In its rush to enact sweeping new food safety legislation during the lame-duck session, Congress hit a procedural roadblock that may put the bill off for at least another year. User fees added to the Senate version run afoul of a constitutional requirement that tax measures originate in the House. That’s good news for consumers because this expansion of Food and Drug Administration regulatory authority would waste billions of taxpayer dollars without making our food supply any safer.
With as many as 5,000 Americans dying every year from food-borne illnesses, consumers would obviously benefit from a safer food supply. Unfortunately, the FDA Food Safety Modernization Act won’t help us reach that goal.
Among other things, the legislation would increase the frequency of inspections, extend special risk reduction rules to farms and other food producers, and give the FDA authority to mandate product recalls.
More frequent inspections may seem superficially appealing because current law only requires facilities to be inspected at least once every 10 years. But the new law would merely require inspections for most facilities every five years, and once every three years for identified “high-risk” facilities.
Doubling the rate of inspections of the tens of thousands of food production facilities in the U.S. would account for most of the bill’s $1.4 billion four-year cost. But does anyone really believe that a single inspection every three to five years would do much to catch unsafe producers?
Even if they occurred more often, the usefulness of inspections is limited by a practical inability to detect microbial pathogens.
Inspectors work by looking around to see whether a facility is clean and examining the producer’s records of its own risk reduction efforts. But records are only as good as the record keeper, and a producer trustworthy enough to keep perfect records doesn’t need frequent inspections.
More important, a facility that looks clean can still harbor pathogens, while one cluttered with debris can be sterile. There is simply no feasible way for a visual inspection to tell the difference, and random testing misses way too much. That’s the main reason why meat and poultry account for about half of all the food-borne illness outbreaks even though slaughterhouses may not legally operate without USDA inspectors on the premises at all times.
As a consequence, the real meat of the food safety legislation is its expansion of risk reduction rules called Hazard Analysis and Critical Control Points (HACCP), which already apply to meat, poultry and seafood producers.
HACCP programs were first developed within the food industry and only imposed by regulation years later. They require companies to examine their production streams, identify points where pathogens or other hazards may enter the system, and take steps to make those processes safer.
As originally envisioned, the concept is highly flexible and lets producers tailor risk-reduction efforts to their individual circumstances. And, at the margin, HACCP probably has resulted in modest safety improvements for meat, poultry and seafood. So, in theory, expanding HACCP to more facilities seems to make sense.
As implemented by regulators, however, HACCP tends to smother firms in paperwork and impose rigid, costly and out-of-date practices that simply have not kept up with changes in the food industry. That rigidity also discourages firms from developing innovative new processes and practices that could deliver real food safety improvements.

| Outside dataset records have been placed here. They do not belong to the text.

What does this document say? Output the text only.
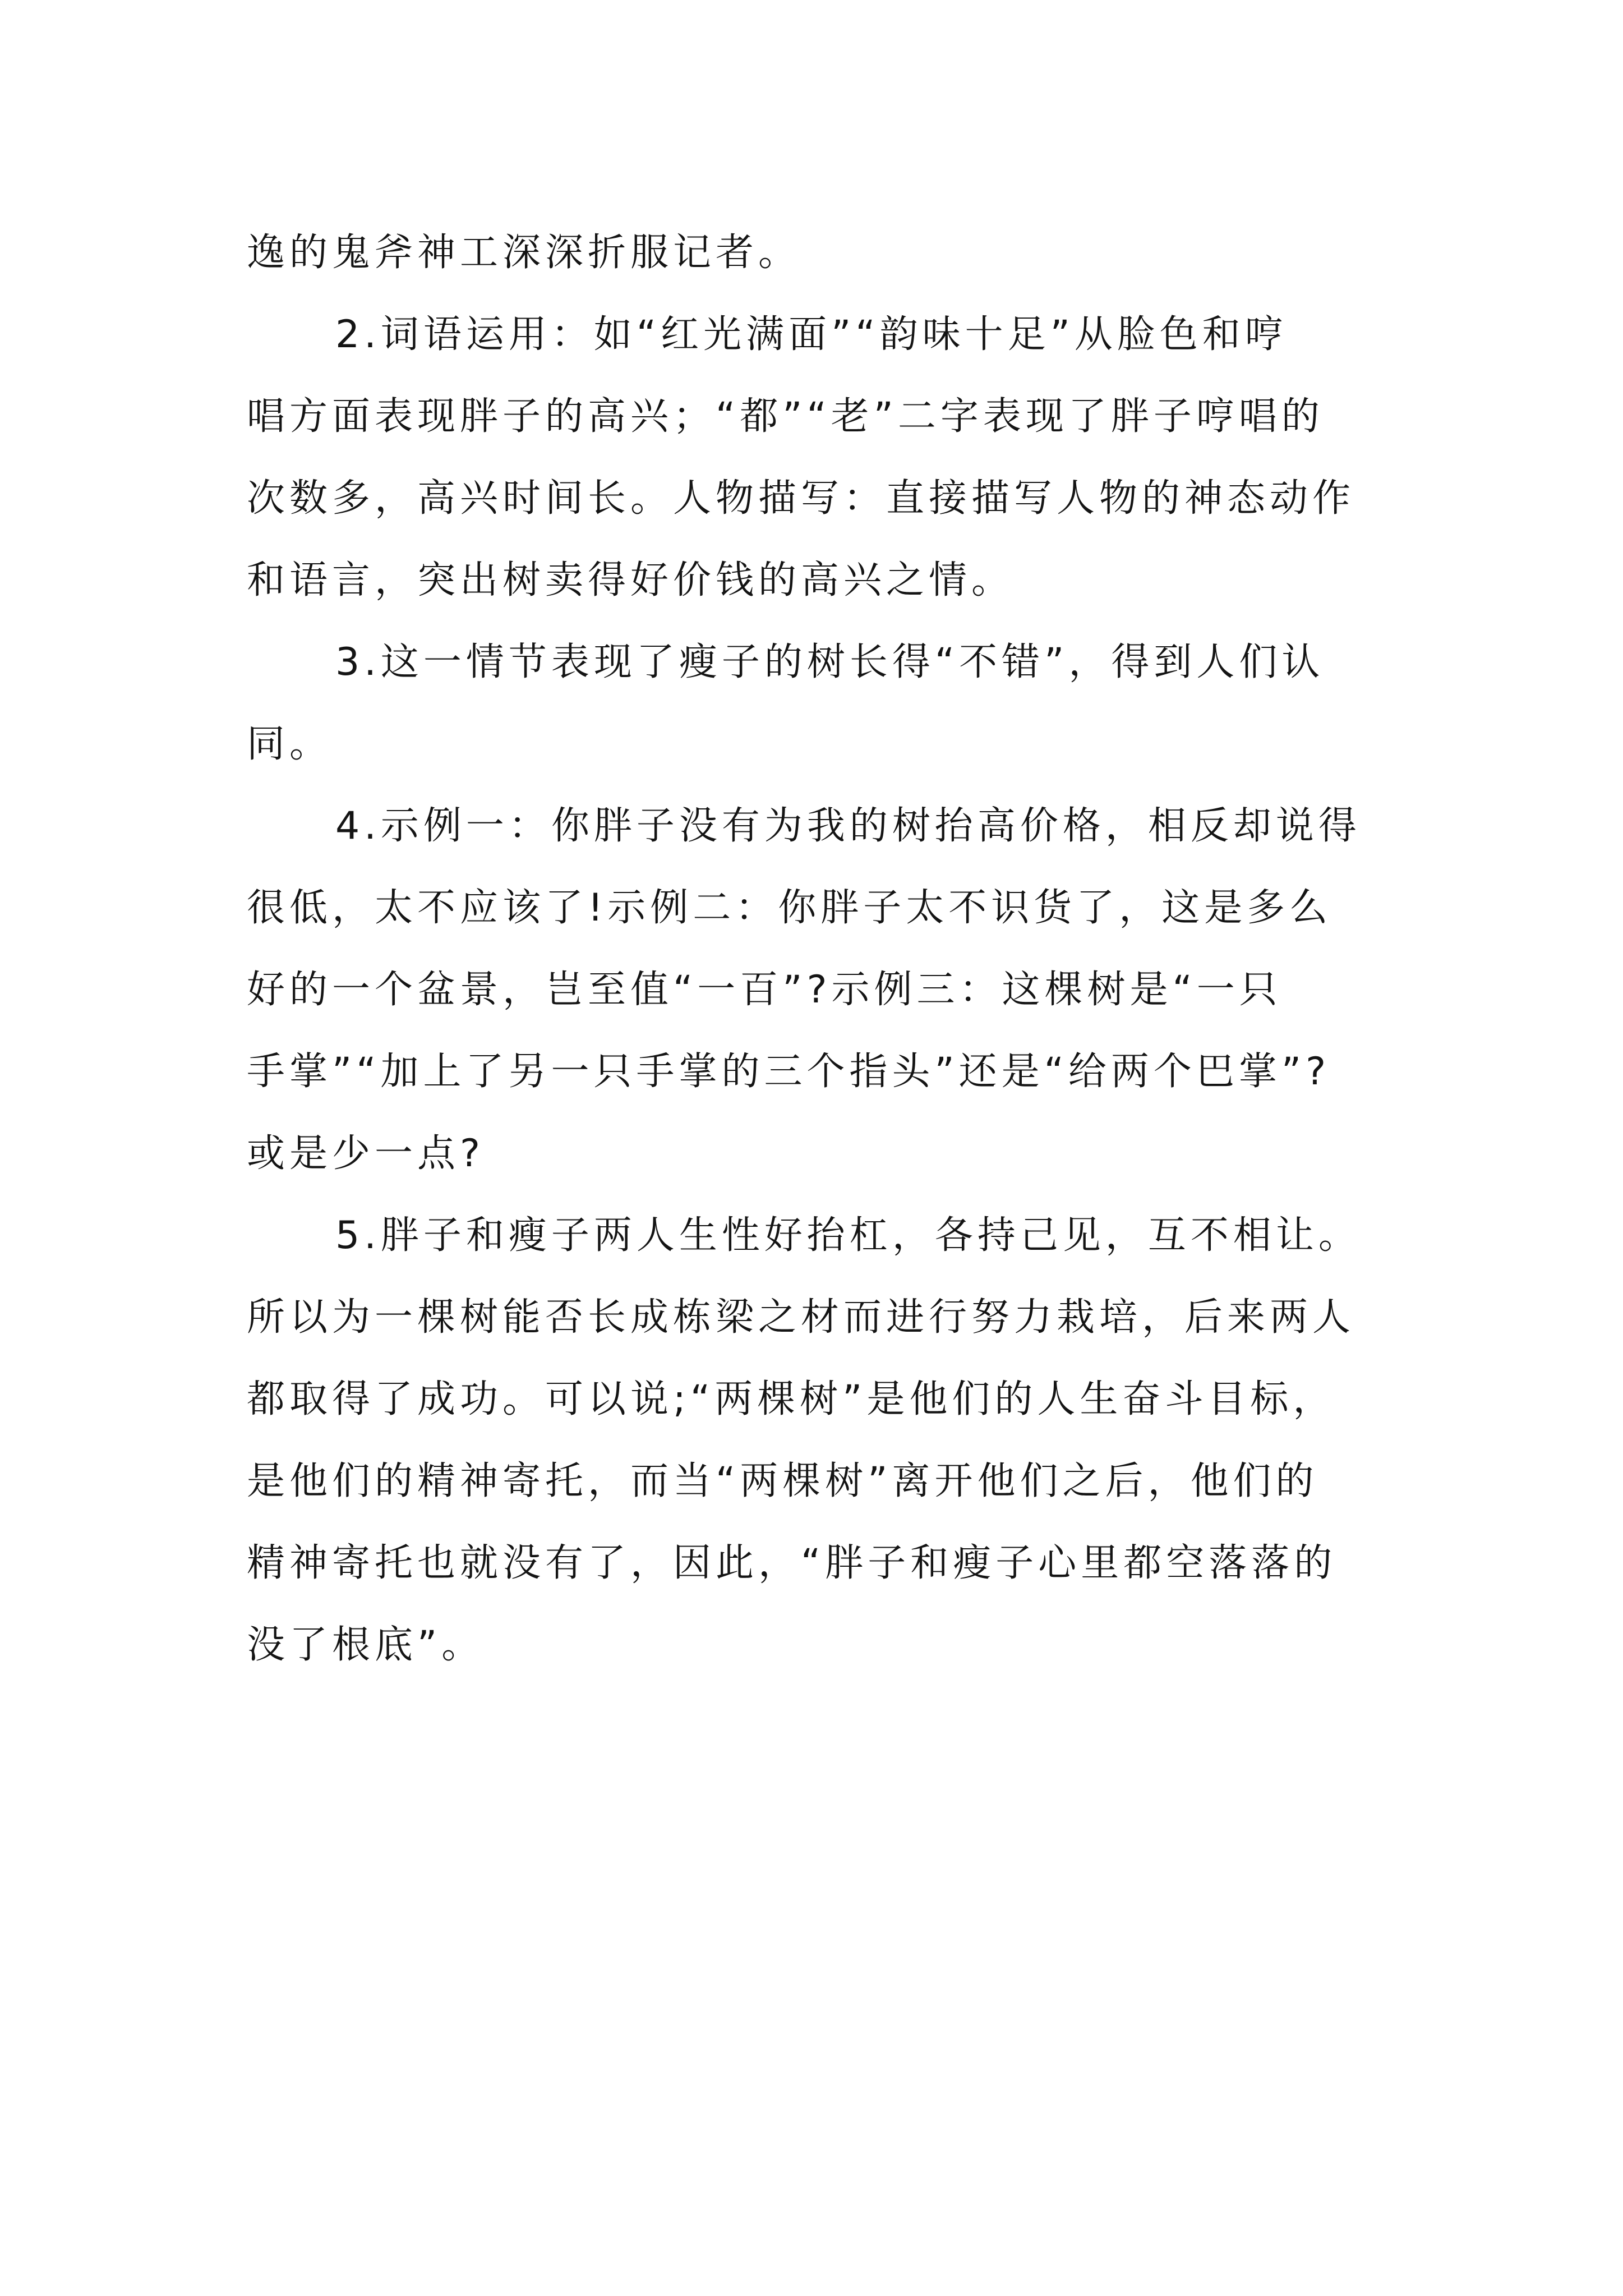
逸的鬼斧神工深深折服记者。
2.词语运用：如“红光满面”“韵味十足”从脸色和哼
唱方面表现胖子的高兴；“都”“老”二字表现了胖子哼唱的
次数多，高兴时间长。人物描写：直接描写人物的神态动作
和语言，突出树卖得好价钱的高兴之情。
3.这一情节表现了瘦子的树长得“不错”，得到人们认
同。
4.示例一：你胖子没有为我的树抬高价格，相反却说得
很低，太不应该了!示例二：你胖子太不识货了，这是多么
好的一个盆景，岂至值“一百”?示例三：这棵树是“一只
手掌”“加上了另一只手掌的三个指头”还是“给两个巴掌”?
或是少一点?
5.胖子和瘦子两人生性好抬杠，各持己见，互不相让。
所以为一棵树能否长成栋梁之材而进行努力栽培，后来两人
都取得了成功。可以说;“两棵树”是他们的人生奋斗目标，
是他们的精神寄托，而当“两棵树”离开他们之后，他们的
精神寄托也就没有了，因此，“胖子和瘦子心里都空落落的
没了根底”。
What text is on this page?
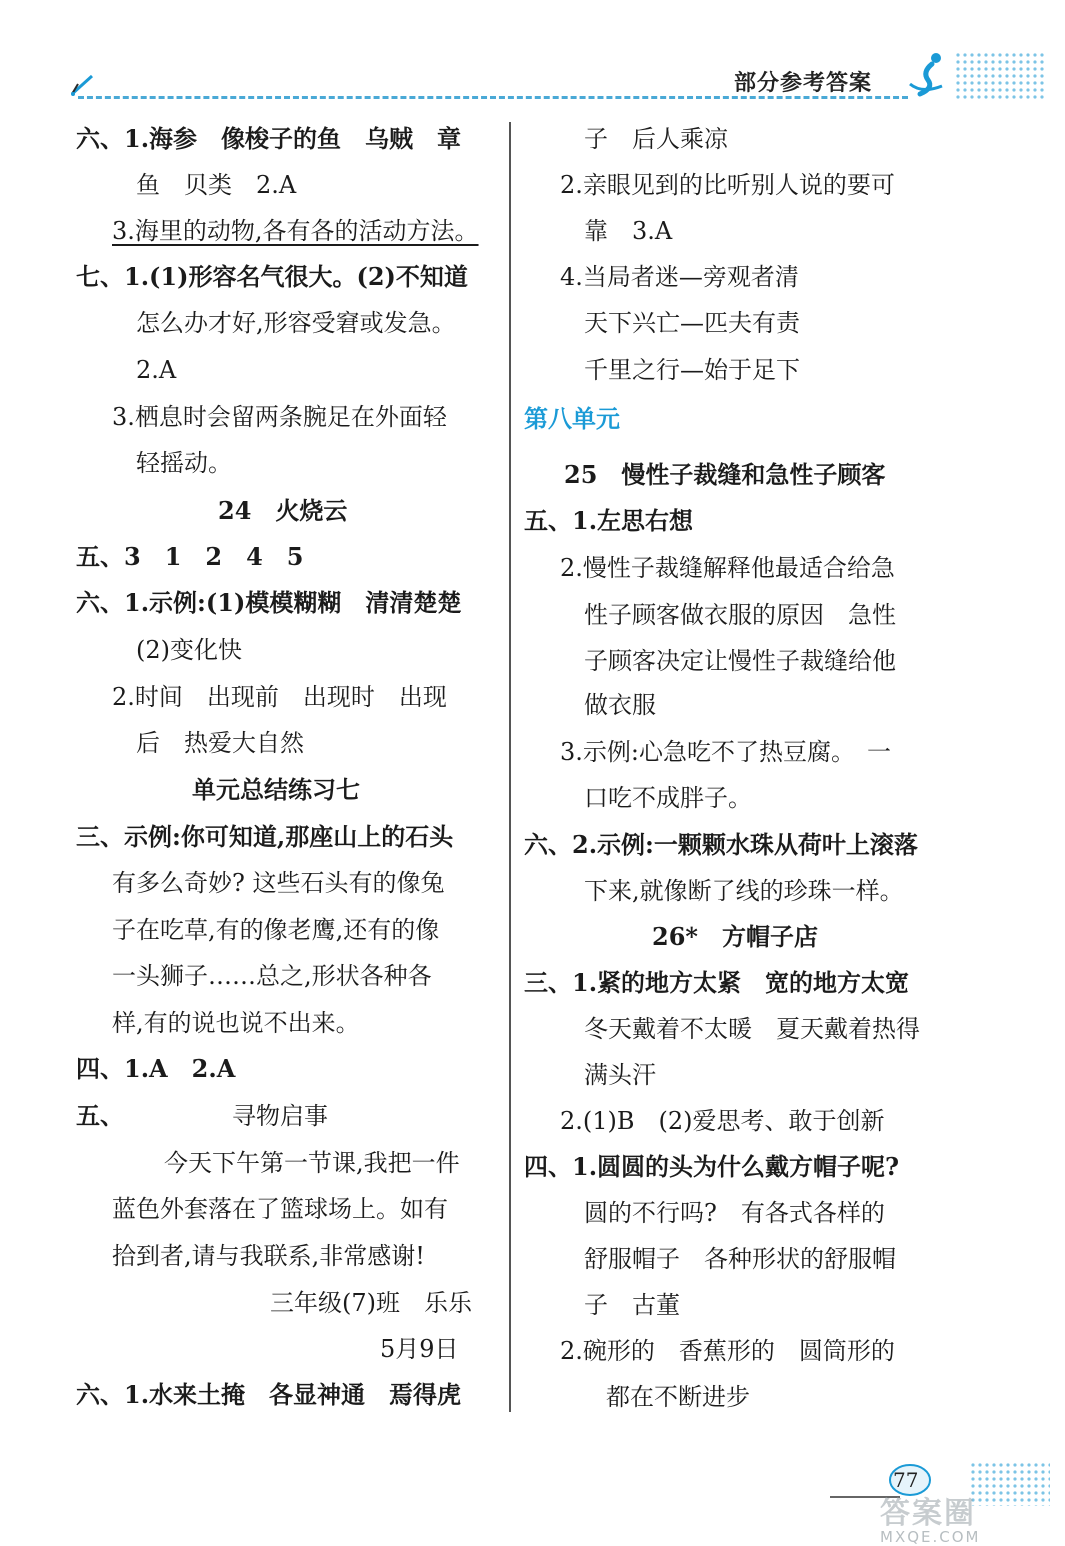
部分参考答案
六、1.海参　像梭子的鱼　乌贼　章
鱼　贝类　2.A
3.海里的动物,各有各的活动方法。
七、1.(1)形容名气很大。(2)不知道
怎么办才好,形容受窘或发急。
2.A
3.栖息时会留两条腕足在外面轻
轻摇动。
24　火烧云
五、3　1　2　4　5
六、1.示例:(1)模模糊糊　清清楚楚
(2)变化快
2.时间　出现前　出现时　出现
后　热爱大自然
单元总结练习七
三、示例:你可知道,那座山上的石头
有多么奇妙? 这些石头有的像兔
子在吃草,有的像老鹰,还有的像
一头狮子……总之,形状各种各
样,有的说也说不出来。
四、1.A　2.A
五、	寻物启事
今天下午第一节课,我把一件
蓝色外套落在了篮球场上。如有
拾到者,请与我联系,非常感谢!
三年级(7)班　乐乐
5月9日
六、1.水来土掩　各显神通　焉得虎
子　后人乘凉
2.亲眼见到的比听别人说的要可
靠　3.A
4.当局者迷—旁观者清
天下兴亡—匹夫有责
千里之行—始于足下
第八单元
25　慢性子裁缝和急性子顾客
五、1.左思右想
2.慢性子裁缝解释他最适合给急
性子顾客做衣服的原因　急性
子顾客决定让慢性子裁缝给他
做衣服
3.示例:心急吃不了热豆腐。　一
口吃不成胖子。
六、2.示例:一颗颗水珠从荷叶上滚落
下来,就像断了线的珍珠一样。
26*　方帽子店
三、1.紧的地方太紧　宽的地方太宽
冬天戴着不太暖　夏天戴着热得
满头汗
2.(1)B　(2)爱思考、敢于创新
四、1.圆圆的头为什么戴方帽子呢?
圆的不行吗?　有各式各样的
舒服帽子　各种形状的舒服帽
子　古董
2.碗形的　香蕉形的　圆筒形的
都在不断进步
77
答案圈
MXQE.COM
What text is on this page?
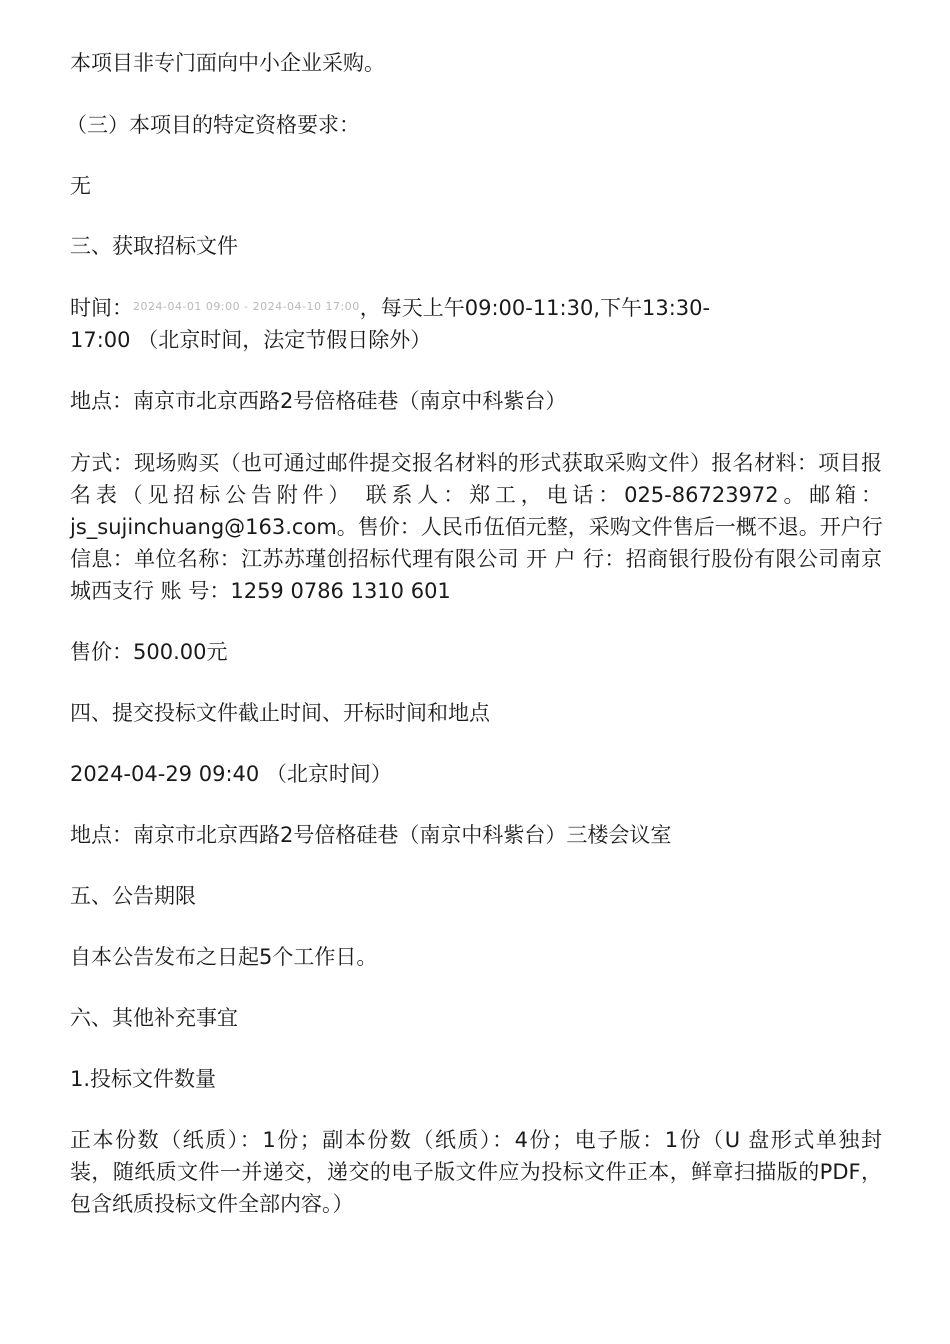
本项目非专门面向中小企业采购。
（三）本项目的特定资格要求：
无
三、获取招标文件
时间：$^{2024-04-01 09:00 - 2024-04-10 17:00}$，每天上午09:00-11:30,下午13:30-
17:00 （北京时间，法定节假日除外）
地点：南京市北京西路2号倍格硅巷（南京中科紫台）
方式：现场购买（也可通过邮件提交报名材料的形式获取采购文件）报名材料：项目报
名表（见招标公告附件） 联系人：郑工，电话：025-86723972。邮箱：
js_sujinchuang@163.com。售价：人民币伍佰元整，采购文件售后一概不退。开户行
信息：单位名称：江苏苏瑾创招标代理有限公司 开 户 行：招商银行股份有限公司南京
城西支行 账 号：1259 0786 1310 601
售价：500.00元
四、提交投标文件截止时间、开标时间和地点
2024-04-29 09:40 （北京时间）
地点：南京市北京西路2号倍格硅巷（南京中科紫台）三楼会议室
五、公告期限
自本公告发布之日起5个工作日。
六、其他补充事宜
1.投标文件数量
正本份数（纸质）：1份；副本份数（纸质）：4份；电子版：1份（U 盘形式单独封
装，随纸质文件一并递交，递交的电子版文件应为投标文件正本，鲜章扫描版的PDF，
包含纸质投标文件全部内容。）
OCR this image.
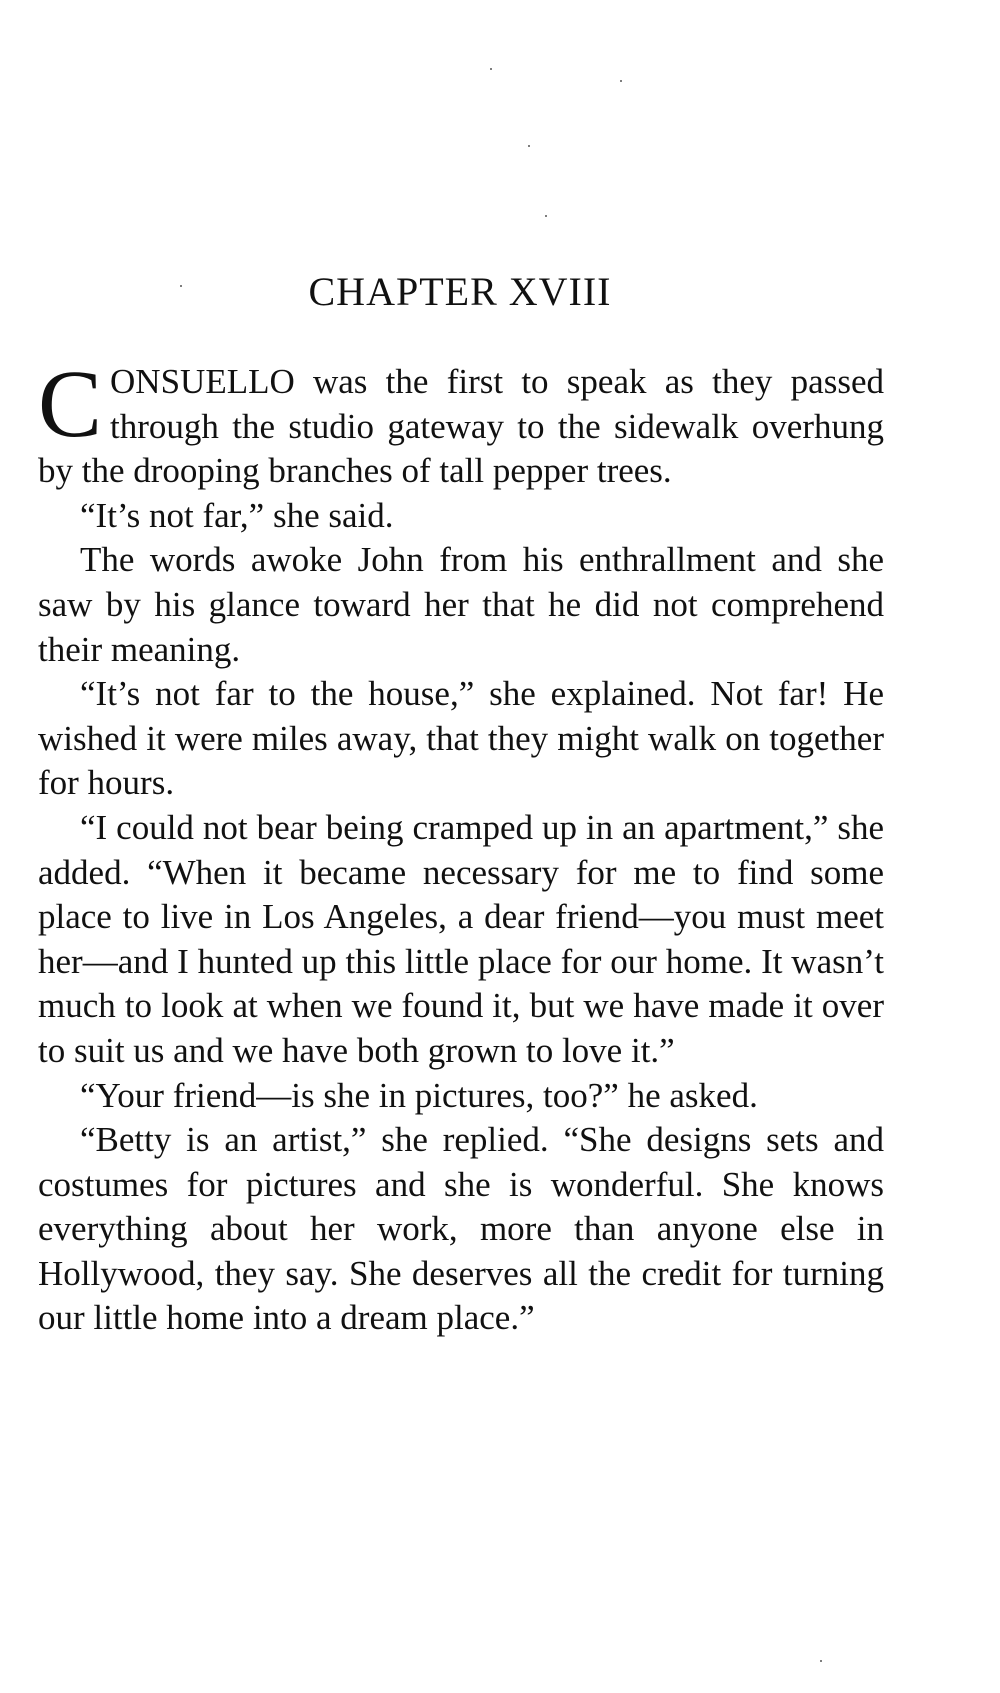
CHAPTER XVIII

CONSUELLO was the first to speak as they passed through the studio gateway to the sidewalk overhung by the drooping branches of tall pepper trees.

“It’s not far,” she said.

The words awoke John from his enthrallment and she saw by his glance toward her that he did not comprehend their meaning.

“It’s not far to the house,” she explained. Not far! He wished it were miles away, that they might walk on together for hours.

“I could not bear being cramped up in an apartment,” she added. “When it became necessary for me to find some place to live in Los Angeles, a dear friend—you must meet her—and I hunted up this little place for our home. It wasn’t much to look at when we found it, but we have made it over to suit us and we have both grown to love it.”

“Your friend—is she in pictures, too?” he asked.

“Betty is an artist,” she replied. “She designs sets and costumes for pictures and she is wonderful. She knows everything about her work, more than anyone else in Hollywood, they say. She deserves all the credit for turning our little home into a dream place.”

Complying with HACCP rules is also hugely expensive, which may be one reason why the country’s biggest food producers support the legislation. Big companies already have their own voluntary HACCP programs. But the new law would force those costs on smaller competitors and shift substantial quality control responsibilities onto the small farms and other producers that feed their supply chains.
A last-minute amendment to the bill would exempt the smallest producers, but would leave tens of thousands of small and mid-sized farms and food stands to be crushed under the weight of rules designed for some of the world’s largest food processors.
Finally, granting FDA the power to order product recalls is a solution in search of a problem. Supporters would be hard pressed to identify a single case in which producers refused to honor a recall request based on evidence that a product was actually or likely to be tainted.
But with public and media pressure for authorities to “do something” any time there is a food-borne illness outbreak, an FDA with unlimited power could be expected to order recalls on countless products that are perfectly safe, with predictable impacts on prices and consumer choice.
Recall what happened in June 2008, when the FDA encouraged a voluntary recall of tomatoes seemingly linked to that year’s major salmonella outbreak. Countless supermarkets, restaurants and consumers threw out crates of tomatoes in a scare that cost the industry an estimated $100 million in losses before the FDA realized the problem was actually tainted jalapeño peppers.
In the end, increasing the FDA’s regulatory authority in this way would waste taxpayer money on activities unlikely to improve safety, while driving many small and medium-sized producers out of the market and raising the cost of the food we eat.